Thanks for your post on this. I always enjoy reading your blog.

Anonymous said...

I don't know how to respond to this. My spouse and I are senior citizens who have worked very hard all our lives but will never have enough money to retire. We couldn't serve a mission, however much we would like to. There will never be that kind of money. Few would believe that we have been frugal and hard working, because we don't have anything to 'show' for it. But we have. We have lived simply and modestly and gone without many things. We chose something else as our 'mission'. We will never be asked to speak in church about it. In fact, even though we say very little to nothing about our 'mission', many people are uncomfortable with the way in which we have chosen to serve. (No, it doesn't break any commandments of any kind, in fact, it is in strict obedience to many commandments). But it is 'different'. There is no 'program' for it.
I refuse to believe that those of us who can't serve senior missions (both of us served missions as pre-married singles, and we worked hard to pay for them, too) are not sacrificing enough. I suppose it doesn't really matter to us what policy changes there are, since we can't do it anyway. The kind of wealth required to stop working and go on a mission is something we cannot comprehend. It isn't easy not to be able to retire. We are semi-retired when many of our friends are fully retired, because our pensions/savings weren't high enough for sustenance. We just pray that the health of our main bread winner holds out long enough, because there can never be a full retirement.
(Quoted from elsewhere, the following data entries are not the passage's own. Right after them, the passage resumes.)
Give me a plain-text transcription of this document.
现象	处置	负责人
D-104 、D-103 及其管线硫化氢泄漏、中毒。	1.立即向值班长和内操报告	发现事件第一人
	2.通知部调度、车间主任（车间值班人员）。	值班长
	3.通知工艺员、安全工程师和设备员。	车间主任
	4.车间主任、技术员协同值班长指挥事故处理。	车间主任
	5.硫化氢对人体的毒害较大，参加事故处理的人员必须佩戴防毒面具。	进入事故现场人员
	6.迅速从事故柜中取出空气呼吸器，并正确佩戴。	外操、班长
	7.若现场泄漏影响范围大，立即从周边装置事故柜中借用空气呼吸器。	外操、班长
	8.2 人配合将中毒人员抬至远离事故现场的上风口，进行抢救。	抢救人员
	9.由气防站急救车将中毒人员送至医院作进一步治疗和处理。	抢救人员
So. A person can't give what he/she does not have.

Anonymous said...

Interesting thoughts.

I've been struggling with Missionary policy for a while now. When my husband served his mission, he had to dip deeply into his savings in order to just get enough food to survive in Korea, while his brother had a maid and cook and laundry woman and ate like a king in Trinidad. I'm just glad that he had savings to use to help feed himself. And now, my ward members are asked to feed the missionaries dinner every day . . . which is wonderful. But the missionaries shared once in Ward Council (which was then passed on in Relief Society, along with their dinner calendar) that as they get close to the end of the month, they're hungry. And food here isn't that expensive. And it was only recently that they were given enough miles each month to not have to spend days on their bikes, riding 30-40 miles each day.

I don't understand why policy is set to create more hardship. Which battles do they really want the missionaries to be fighting? It's like having a dishwasher and washing machine in the house, but not using them. Those are the two biggest time savers in a housewife's life . . . and choosing to do that work instead means that she has less time to study scripture, to serve her neighbor, to live the will of God.

The thing that makes it hardest, though, is seeing the profligate spending of the corporate church on things like that mall in SLC, and then knowing that our missionaries here, who work hard and love the Lord, and have paid their way, are hungry at the end of the month, despite the members feeding them.